After these events, the following proclamation was issued by the OFK:
By order of the Oberfeldkommandant, from the 6th of June, women are strictly forbidden to leave their homes in the half-hour before work starts.

=== The role of Polish miners ===
Rudolf Larysz led a group of Polish communists who organised the Polish miners who made up 29% of the workforce. German military workers and local police attempted to march Polish workers to the mines but were stalled by a large group of protesting women.

== Immediate aftermath ==
On the 16th of June, OFK 670 organised the distribution of clothing, food and soap to the miners. The Vichy government increased wages for miners on the 17th of June. In total, 460,000 tonnes of coal production were lost due to the strike, enough to threaten electricity production in Paris.

The employers gave the name of suspected leaders to the police. Cushion claims that approximately 450 arrests were made with 270 persons being deported to concentration camps in Germany. Of those deported, 130 never returned.

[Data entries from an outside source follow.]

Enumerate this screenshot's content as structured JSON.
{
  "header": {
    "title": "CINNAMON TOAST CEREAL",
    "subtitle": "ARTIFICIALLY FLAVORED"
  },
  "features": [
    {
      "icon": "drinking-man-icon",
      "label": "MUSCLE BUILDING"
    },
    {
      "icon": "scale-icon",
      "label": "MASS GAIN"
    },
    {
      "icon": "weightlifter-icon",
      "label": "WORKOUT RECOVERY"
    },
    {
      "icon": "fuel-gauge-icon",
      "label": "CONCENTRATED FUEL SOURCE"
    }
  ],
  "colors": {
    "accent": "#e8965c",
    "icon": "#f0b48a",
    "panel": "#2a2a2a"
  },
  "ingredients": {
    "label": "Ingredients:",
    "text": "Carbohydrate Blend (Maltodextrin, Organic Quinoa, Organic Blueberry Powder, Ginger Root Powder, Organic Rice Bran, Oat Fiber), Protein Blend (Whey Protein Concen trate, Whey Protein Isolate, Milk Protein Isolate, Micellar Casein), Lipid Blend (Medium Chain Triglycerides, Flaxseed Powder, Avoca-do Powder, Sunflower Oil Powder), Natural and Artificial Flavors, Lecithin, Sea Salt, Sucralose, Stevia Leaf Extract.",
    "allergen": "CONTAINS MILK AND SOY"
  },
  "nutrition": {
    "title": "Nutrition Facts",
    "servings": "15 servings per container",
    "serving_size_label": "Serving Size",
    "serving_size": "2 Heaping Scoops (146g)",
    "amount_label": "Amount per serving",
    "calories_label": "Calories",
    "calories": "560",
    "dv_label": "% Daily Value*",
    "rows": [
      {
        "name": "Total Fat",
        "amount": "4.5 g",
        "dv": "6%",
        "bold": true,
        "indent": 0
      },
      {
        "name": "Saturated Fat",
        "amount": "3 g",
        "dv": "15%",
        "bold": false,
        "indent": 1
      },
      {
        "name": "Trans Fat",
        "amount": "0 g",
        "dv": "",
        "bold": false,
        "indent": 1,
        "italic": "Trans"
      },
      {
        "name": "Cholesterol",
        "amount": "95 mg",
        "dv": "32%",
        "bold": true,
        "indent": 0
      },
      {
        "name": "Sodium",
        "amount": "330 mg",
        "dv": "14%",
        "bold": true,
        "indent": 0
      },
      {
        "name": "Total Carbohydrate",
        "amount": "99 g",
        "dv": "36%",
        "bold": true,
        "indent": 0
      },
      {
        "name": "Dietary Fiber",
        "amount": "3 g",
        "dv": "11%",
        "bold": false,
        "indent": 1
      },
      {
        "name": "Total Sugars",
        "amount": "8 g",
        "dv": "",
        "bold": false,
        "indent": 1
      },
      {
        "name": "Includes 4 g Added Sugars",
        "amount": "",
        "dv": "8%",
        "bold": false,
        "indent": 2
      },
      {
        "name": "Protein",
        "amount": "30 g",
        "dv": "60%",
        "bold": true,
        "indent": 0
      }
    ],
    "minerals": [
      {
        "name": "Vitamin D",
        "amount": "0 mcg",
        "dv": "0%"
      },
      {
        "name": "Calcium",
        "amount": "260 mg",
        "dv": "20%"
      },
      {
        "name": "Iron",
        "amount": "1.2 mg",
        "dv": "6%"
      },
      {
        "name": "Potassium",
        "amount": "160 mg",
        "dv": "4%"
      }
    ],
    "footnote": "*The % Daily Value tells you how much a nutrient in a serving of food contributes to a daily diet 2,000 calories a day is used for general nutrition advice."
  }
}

In addition, 9 communists were taken as hostages before being shot. Roger Pannequin stated that 325 miners were arrested, 231 sent to work camps and 94 imprisoned. He also states that 9 hostages were shot.

== Aftermath and legacy ==
Communist militants in Nord-Pas-de-Calais recruited numerous new members after the strike. Over half of the acts of sabotage and armed attack in the French Resistance in 1942 and 1943 occurred in Nord-Pas-de-Calais. Many of the notable persons in the strike, including Auguste Lecoeur, Julien Hapiot, Michel Brulé and Emilienne Mopty went on to be active in the French Resistance.

A monument in Nord-Pas-de-Calais commemorates the strike.

=== Further strikes ===
From 1939 to 1943, there was an increase of over 40,000 in the number of miners but daily production of coal dropped from 107,000 tonnes to 87,000 tonnes. There were a number of disputes regarding the size of food rations. On the 11th of September 1943, German authorities ordered that miners work on Sundays. This order was withdrawn after 11 pits struck. The order was repeated on the 8th of October with Bruay German troops occupying pitheads with machine guns. 50,000 miners went on strike and railway workers from Lens and Bethune began to strike in solidarity on the 16th. The strike continued until the 20th and 800 miners were arrested. Of those arrested, 156 remained imprisoned and 65 were sent to German concentration camps. Wages were increased by 18%, miners were not required to work on Sundays and clothing and boots were issued.